The Jezebel article questions the long-term effects of these toys that promote what Lynn Peril terms “pink think.“
Yet here we are, studiously deployed in the combat of such messages to girls and women. We somehow emerged intact — not immune to internalized sexism, of course, but able to think clearly and beyond it. Was my love of Perfect Wedding a form of Stockholm Syndrome, its effective antidote parents who expected me to be more than a future wife and an internship at Ms.? Or was it just a really, evilly fun game and not much more?
To answer the question posed above, I say no. My students analyze children’s toys and clothing utilizing a critical gendered lens every semester (in fact, I graded this semester’s papers this afternoon). In many ways, toys created and marketed to children today are more sexist and confining than those from my childhood. To say that the writers at a critical and conscious blog emerged unscathed from the messages promoting beauty and domesticity as the sources of happiness for girls and women is not a conclusion that is representative of the mass population. Those Jezebel writers are sassy, smart and conscious. They can sniff out things like misogyny, sexism and sexist stereotypes quickly and easily.
Like the writers at Jezebel, I consider myself conscious and equipped with the ability to detect double-standards, sexist stereotypes and gender expectations. And, like the writers and individuals commenting at Jezebel, I liked my girl toys. I owned over 40 Barbies, the vacation home and the 3-story townhouse with elevator. I had the pink corvette and bags full of clothes and accessories. I loved grooming and dressing my Barbies, getting them ready for parties and dates (and engaging them in naughty behavior with Ken). Given a choice, I would have played with and had my Barbies proudly on display well into my teens. My mother eventually convinced me that it was time to put them away when I got my first boyfriend at 14.
Clearly, I loved Barbie and all the pink paraphernalia associated with Barbie. But I also remember the scale that was perpetually fixed on 110 pounds. 110. The last time I weighed 110 was when I was 5′ 2″ and in 6th grade. But that number, Barbie’s impossible measurements and “perfect” body were stuck in my mind as examples of what a woman should weigh and look like. I am not blaming Barbie and her pink scale as the sole variables that impacted my distorted and negative body image through most of my life. But I do recognize Barbie as one toy and one aspect of gender socialization that is part of a larger cultural onslaught (see here and here) that encourages girls and women to focus on beauty and relationships (the former as a way to nab the latter).

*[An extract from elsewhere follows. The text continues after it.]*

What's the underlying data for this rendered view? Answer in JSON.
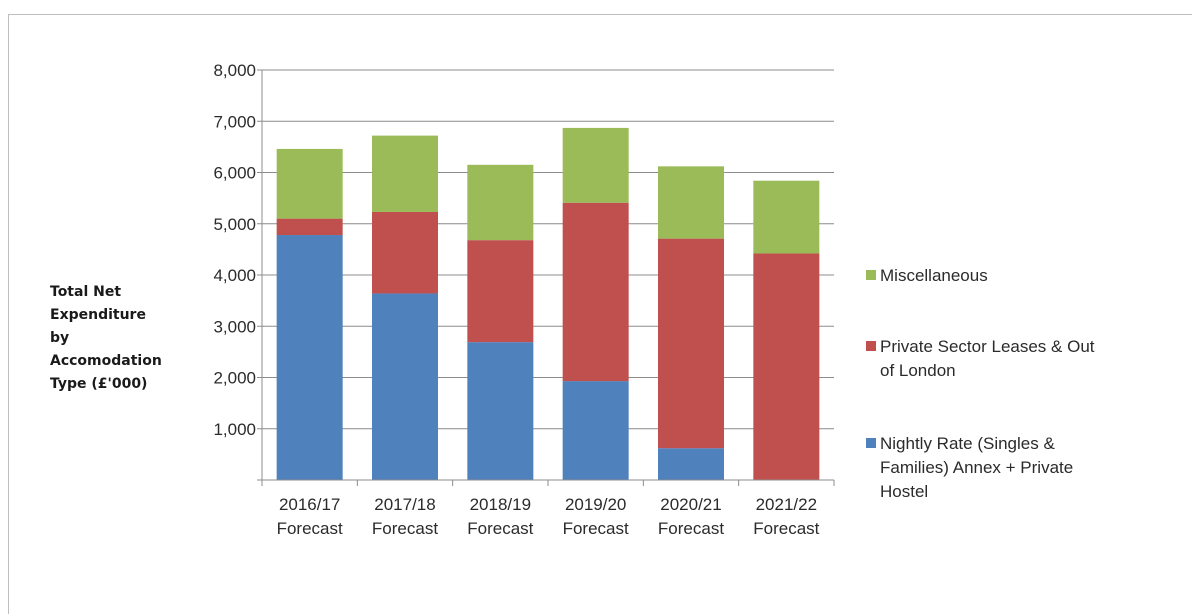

I agree with Irin Carmon’s statement “We somehow emerged intact — not immune to internalized sexism, of course, but able to think clearly and beyond it” only because I spent years deconstructing and decoding the messages reinforcing these gendered themes my entire life. I don’t blame my toys alone and I don’t pretend that these toys didn’t bring me hours of immense satisfaction and fun. But I also don’t discount these toys as agents of gender socialization that helped frame my expectations of my self, my place in the world, my relationships and possibilities. I recognize my ability to transcend these messages and “think clearly and beyond” them thanks to Sociology and Women’s Studies courses and becoming media literate.